Regulators say they are looking for ideas on the maximum number of wires that should be strung from a single pole, how wires should be kept away from trees and shrubs, and how wires should be kept from slapping each other in high wind.
Andrew Kotch, an agency spokesman in San Francisco, said utility commissioners have until November to make a decision.
The rule-making exercise is one of four Public Utilities Commission proceedings under way in response to the 2007 wildfires.
The second is an investigation examining whether three of the 2007 fires —- Witch Creek, Guejito and Rice Canyon —- occurred in part because SDG&E failed to follow existing state safety rules.
Another is looking into whether Cox Communications played a role in the start of the Guejito fire by operating its cables in violation of the rules.
Both companies deny they broke any rules.

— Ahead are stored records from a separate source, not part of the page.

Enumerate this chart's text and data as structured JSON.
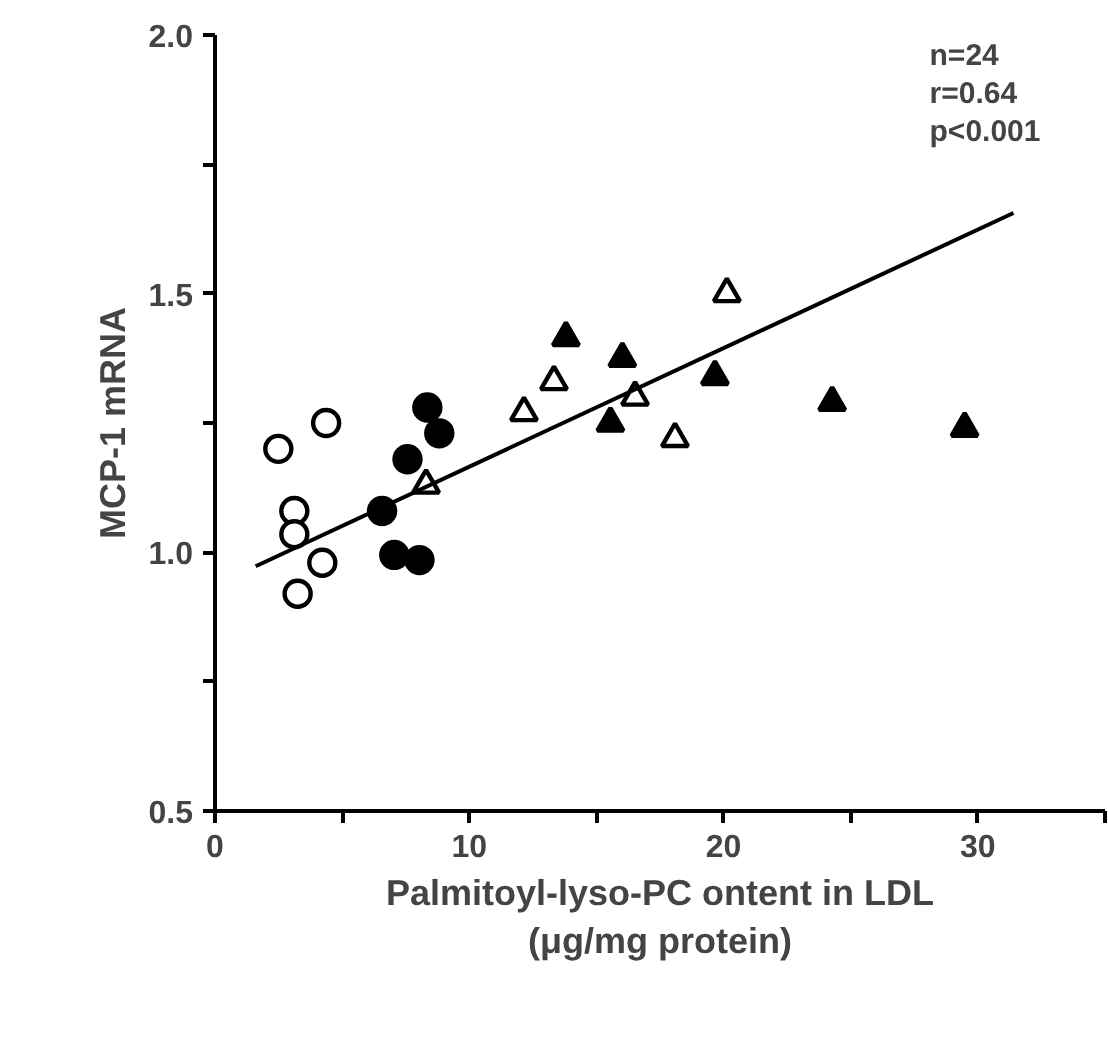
{
  "chart_data": {
    "type": "scatter",
    "xlabel": "Palmitoyl-lyso-PC ontent in LDL\n(μg/mg protein)",
    "ylabel": "MCP-1 mRNA",
    "annotations": [
      "n=24",
      "r=0.64",
      "p<0.001"
    ],
    "xlim": [
      0,
      35
    ],
    "xticks": [
      0,
      {
        "value": 5,
        "label": null
      },
      10,
      {
        "value": 15,
        "label": null
      },
      20,
      {
        "value": 25,
        "label": null
      },
      30,
      {
        "value": 35,
        "label": null
      }
    ],
    "ylim": [
      0.5,
      2.0
    ],
    "yticks": [
      0.5,
      {
        "value": 0.75,
        "label": null
      },
      {
        "value": 1.0,
        "label": "1.0"
      },
      {
        "value": 1.25,
        "label": null
      },
      1.5,
      {
        "value": 1.75,
        "label": null
      },
      {
        "value": 2.0,
        "label": "2.0"
      }
    ],
    "grid": false,
    "series": [
      {
        "marker": "circle",
        "color": "#ffffff",
        "x": [
          2.49,
          4.37,
          3.12,
          3.12,
          4.22,
          3.25
        ],
        "values": [
          1.2,
          1.25,
          1.08,
          1.035,
          0.98,
          0.92
        ]
      },
      {
        "marker": "circle",
        "color": "#000000",
        "x": [
          8.35,
          8.82,
          7.57,
          6.57,
          7.05,
          8.04
        ],
        "values": [
          1.28,
          1.23,
          1.18,
          1.08,
          0.995,
          0.985
        ]
      },
      {
        "marker": "triangle",
        "color": "#ffffff",
        "x": [
          8.3,
          12.15,
          13.33,
          20.13,
          16.52,
          18.09
        ],
        "values": [
          1.13,
          1.27,
          1.33,
          1.5,
          1.3,
          1.22
        ]
      },
      {
        "marker": "triangle",
        "color": "#000000",
        "x": [
          13.8,
          16.02,
          15.55,
          19.66,
          24.27,
          29.48
        ],
        "values": [
          1.415,
          1.375,
          1.25,
          1.34,
          1.29,
          1.24
        ]
      },
      {
        "type": "line",
        "line_style": "solid",
        "color": "#000000",
        "x": [
          1.6,
          31.4
        ],
        "values": [
          0.973,
          1.656
        ]
      }
    ]
  }
}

A fourth proceeding is under way to consider SDG&E’s proposal to shut off power to as many as 45,000 customers in the fire-prone backcountry of San Diego County during extreme Santa Ana conditions.
SDG&E’s plan ignited a firestorm of opposition in rural areas last fall, and area water districts sued to block it.
That prompted the company to back away from its effort to put the plan in place without state oversight, after repeatedly insisting it did not need approval.
And the company filed a formal application asking the utility commission to authorize the controversial policy.
An attorney for Valley Center, Fallbrook, Rainbow and Ramona water districts filed a protest Jan. 21, saying the policy would put their customers at risk.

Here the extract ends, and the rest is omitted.